Last week a suicide bomber outside of a nightclub in Tel Aviv killed five people and injured many others. There was no shortage of reporting devoted to this event. In fact in many of the news stories printed in the mainstream papers in the United States we can read about the victims, their families, their lives. The victims are shown in a very human light just as innocents who are killed should be portrayed.
We also here about how this “shocking” event “shattered” a cease fire and broke months of “relative calm” since the last suicide bomb in November. This is the politics meeting print. You see, I was not shocked by this event; I had already considered the cease-fire shattered, and I found no calm at all. What you do not read about, what is not presented by the mainstream media is that during this period, which one newspaper called a “lull,” 170 Palestinians were killed. Of these Palestinians there were men, women and children. It is sickening that the death of 170 Palestinians constitutes relative calm but the death of 4 Israelis is shocking. How on Earth is this relative and where is the calm?
Perhaps the media looked at the death of Alaa Samara, 14, who was shot last November for throwing stones, and saw calm as the Israeli bullet which hit him in the head left his brains oozing out onto the ground.
Perhaps the media looked at the death of little Burham al-Himouni, 3 years old, and saw calm when a missile fired from and Israeli apache helicopter ended the child’s life. Too helpless to scream the child must have died silently, but how can this be calm? For every child that dies, for every unheard scream, we must scream louder and speak out about the atrocities that are not being covered and are consciously being ignored as “relative calm.” These theories of relativity are sickening.

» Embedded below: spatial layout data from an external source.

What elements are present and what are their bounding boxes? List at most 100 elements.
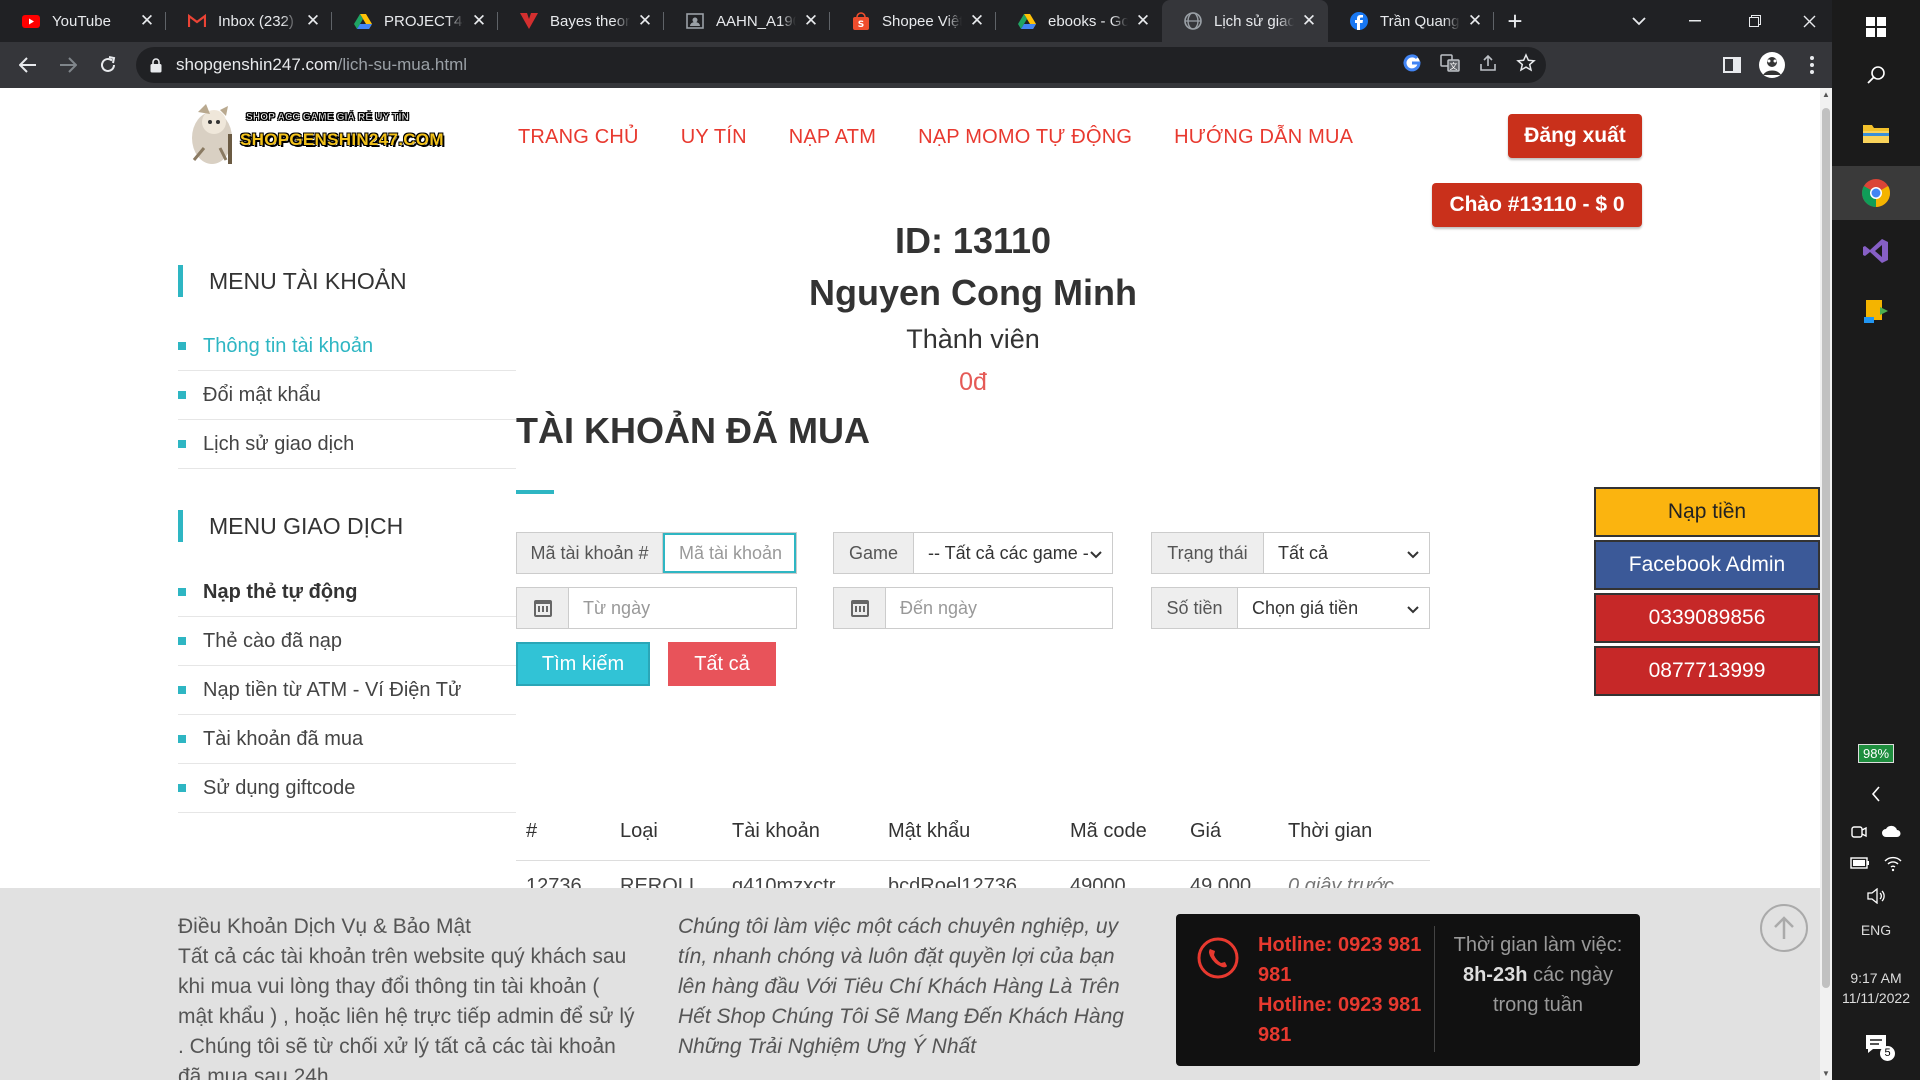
- more-menu-icon[interactable]: [1792, 45, 1832, 85]
- floating-phone1-button[interactable]: 0339089856: [1594, 593, 1820, 643]
- battery-indicator[interactable]: 98%: [1832, 744, 1920, 763]
- col-header-account: Tài khoản: [722, 804, 878, 861]
- sidebar-item-topped-cards[interactable]: Thẻ cào đã nạp: [178, 617, 516, 666]
- forward-button[interactable]: [48, 45, 88, 85]
- browser-tab[interactable]: Lịch sử giao d ✕: [1162, 0, 1328, 42]
- close-tab-icon[interactable]: ✕: [138, 11, 156, 31]
- facebook-icon: [1350, 12, 1368, 30]
- profile-avatar[interactable]: [1752, 45, 1792, 85]
- close-tab-icon[interactable]: ✕: [1134, 11, 1152, 31]
- meet-now-icon[interactable]: [1851, 824, 1867, 843]
- browser-tab[interactable]: Trần Quang | ✕: [1328, 0, 1494, 42]
- footer-terms-title[interactable]: Điều Khoản Dịch Vụ & Bảo Mật: [178, 912, 648, 942]
- search-button[interactable]: Tìm kiếm: [516, 642, 650, 686]
- taskbar-file-explorer[interactable]: [1832, 106, 1920, 160]
- browser-tab[interactable]: AAHN_A1900 ✕: [664, 0, 830, 42]
- scroll-to-top-button[interactable]: [1760, 904, 1808, 952]
- sidebar-item-giftcode[interactable]: Sử dụng giftcode: [178, 764, 516, 813]
- close-tab-icon[interactable]: ✕: [968, 11, 986, 31]
- reload-button[interactable]: [88, 45, 128, 85]
- sidebar-item-auto-card-topup[interactable]: Nạp thẻ tự động: [178, 568, 516, 617]
- nav-momo-topup[interactable]: NẠP MOMO TỰ ĐỘNG: [918, 126, 1132, 149]
- lock-icon[interactable]: [150, 58, 162, 73]
- amount-select-value: Chọn giá tiền: [1252, 597, 1359, 618]
- clock-time[interactable]: 9:17 AM: [1832, 970, 1920, 986]
- nav-home[interactable]: TRANG CHỦ: [518, 126, 639, 149]
- volume-icon[interactable]: [1832, 887, 1920, 907]
- translate-icon[interactable]: 文: [1440, 53, 1460, 78]
- sidebar-item-change-password[interactable]: Đổi mật khẩu: [178, 371, 516, 420]
- reset-all-button[interactable]: Tất cả: [668, 642, 776, 686]
- clock-date[interactable]: 11/11/2022: [1832, 990, 1920, 1006]
- from-date-input[interactable]: Từ ngày: [569, 588, 796, 628]
- close-tab-icon[interactable]: ✕: [470, 11, 488, 31]
- tab-title: Shopee Việt N: [882, 12, 962, 30]
- account-code-input[interactable]: Mã tài khoản: [663, 533, 796, 573]
- browser-tab[interactable]: PROJECT4-CO ✕: [332, 0, 498, 42]
- status-select[interactable]: Tất cả: [1264, 533, 1429, 573]
- restore-button[interactable]: [1730, 0, 1780, 42]
- youtube-icon: [22, 12, 40, 30]
- nav-buy-guide[interactable]: HƯỚNG DẪN MUA: [1174, 126, 1353, 149]
- hotline-1[interactable]: Hotline: 0923 981: [1258, 930, 1448, 960]
- hours-suffix: các ngày: [1527, 964, 1614, 986]
- wifi-icon[interactable]: [1884, 856, 1902, 875]
- greeting-button[interactable]: Chào #13110 - $ 0: [1432, 183, 1642, 227]
- nav-atm-topup[interactable]: NẠP ATM: [789, 126, 876, 149]
- floating-facebook-button[interactable]: Facebook Admin: [1594, 540, 1820, 590]
- browser-tab[interactable]: Bayes theorem ✕: [498, 0, 664, 42]
- logout-button[interactable]: Đăng xuất: [1508, 114, 1642, 158]
- share-icon[interactable]: [1478, 53, 1498, 78]
- google-lens-icon[interactable]: [1402, 53, 1422, 78]
- bookmark-star-icon[interactable]: [1516, 52, 1536, 78]
- close-tab-icon[interactable]: ✕: [802, 11, 820, 31]
- scroll-down-arrow-icon[interactable]: ▼: [1820, 1069, 1832, 1078]
- taskbar-search-button[interactable]: [1832, 48, 1920, 102]
- globe-icon: [1184, 12, 1202, 30]
- nav-trust[interactable]: UY TÍN: [681, 126, 747, 149]
- taskbar-visual-studio[interactable]: [1832, 224, 1920, 278]
- page-scrollbar[interactable]: ▲ ▼: [1820, 88, 1832, 1080]
- close-window-button[interactable]: [1784, 0, 1834, 42]
- windows-start-button[interactable]: [1832, 0, 1920, 54]
- game-select[interactable]: -- Tất cả các game --: [914, 533, 1112, 573]
- sidebar-item-account-info[interactable]: Thông tin tài khoản: [178, 322, 516, 371]
- close-tab-icon[interactable]: ✕: [1466, 11, 1484, 31]
- installer-icon: [1864, 300, 1888, 323]
- address-bar[interactable]: shopgenshin247.com/lich-su-mua.html 文: [136, 47, 1546, 83]
- scroll-up-arrow-icon[interactable]: ▲: [1820, 90, 1832, 99]
- language-indicator[interactable]: ENG: [1832, 922, 1920, 938]
- onedrive-icon[interactable]: [1881, 824, 1901, 843]
- back-button[interactable]: [8, 45, 48, 85]
- browser-tab[interactable]: YouTube ✕: [0, 0, 166, 42]
- sidebar-item-purchased-accounts[interactable]: Tài khoản đã mua: [178, 715, 516, 764]
- chevron-left-icon[interactable]: [1832, 786, 1920, 805]
- sidebar-item-atm-wallet-topup[interactable]: Nạp tiền từ ATM - Ví Điện Tử: [178, 666, 516, 715]
- close-tab-icon[interactable]: ✕: [636, 11, 654, 31]
- game-label: Game: [834, 533, 914, 573]
- battery-icon[interactable]: [1850, 856, 1870, 875]
- hotline-2[interactable]: Hotline: 0923 981: [1258, 990, 1448, 1020]
- gmail-icon: [188, 12, 206, 30]
- amount-select[interactable]: Chọn giá tiền: [1238, 588, 1429, 628]
- close-tab-icon[interactable]: ✕: [304, 11, 322, 31]
- bullet-icon: [178, 588, 186, 596]
- v-logo-icon: [520, 12, 538, 30]
- floating-phone2-button[interactable]: 0877713999: [1594, 646, 1820, 696]
- side-panel-icon[interactable]: [1712, 45, 1752, 85]
- notifications-button[interactable]: 5: [1832, 1034, 1920, 1061]
- taskbar-chrome[interactable]: [1832, 166, 1920, 220]
- taskbar-app-installer[interactable]: [1832, 284, 1920, 338]
- to-date-input[interactable]: Đến ngày: [886, 588, 1112, 628]
- browser-tab[interactable]: ebooks - Goo ✕: [996, 0, 1162, 42]
- tab-search-icon[interactable]: [1614, 0, 1664, 42]
- new-tab-button[interactable]: +: [1494, 0, 1536, 42]
- sidebar-item-transaction-history[interactable]: Lịch sử giao dịch: [178, 420, 516, 469]
- floating-topup-button[interactable]: Nạp tiền: [1594, 487, 1820, 537]
- close-tab-icon[interactable]: ✕: [1300, 11, 1318, 31]
- scrollbar-thumb[interactable]: [1822, 108, 1830, 988]
- browser-tab[interactable]: Inbox (232) - ✕: [166, 0, 332, 42]
- browser-tab[interactable]: S Shopee Việt N ✕: [830, 0, 996, 42]
- site-logo[interactable]: SHOP ACC GAME GIÁ RẺ UY TÍN SHOPGENSHIN2…: [184, 100, 443, 172]
- minimize-button[interactable]: [1670, 0, 1720, 42]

Maybe they saw calm in the killing of Salah-id-din Abu Iqab, 13, who was shot in the back while playing in the street. As the blood poured out of his back there could have been a calm look in his eyes, a sign of relief that he had finally escaped the prison of his life. The crime is we will never know because no one wants to write about him, no one cares for the wretched of the earth, they are left to fight alone, they are left to die alone.
I could go on and on with name after name, victim after victim, and I doubt that would even get the point across. The bias in the media is so prevalent that telling the truth becomes and uphill battle.
The deaths are just the beginning. Aside from those who die there are the injured. Many of these civilians will be maimed for life. Could we ever perceive calm being in the heart of a now legless child as he watches his former teammates playing a soccer game in a Gazan street? Does this sound like a lull to anyone? Or is it relatively calm because it has been a while since Israelis have been killed?
The New York Times, The Chicago Sun Times and the Los Angles Times all share the same disease. The all value one peoples’ humanity over the other. When four Israelis die it’s the shocking end to a relative calm. Yet that period which they call calm brought the death of 170 Palestinians all of which were discarded in the same papers as nameless individuals reported on in blurbs somewhere on the 15th page of the section.
This is not a rare occurrence either, in fact it’s a common trend. There was other periods designated by the American press as “relative clam” or “lulls” which in fact where just the opposite. In the fall of 2003 another one of these periods where declared in the papers to be periods of “relative calm”. During this times 120 Palestinians where killed.
Omar Muhammad al-Kernawi, 11 years old, may have been calm. On his way to the hospital, suffering from an Israeli bullet, he may have thought the end is near, he may have stopped crying. I wonder sometimes if Palestinians shot by Israeli bullets knew that there screams would not be heard would they scream at all? The pain does not cease and a bullet never fails to shatter calm. Yet if a Palestinian screams, and there are no western ears to hear it, does it really make a sound?
Yousef Munayyer is a Collegian columnist.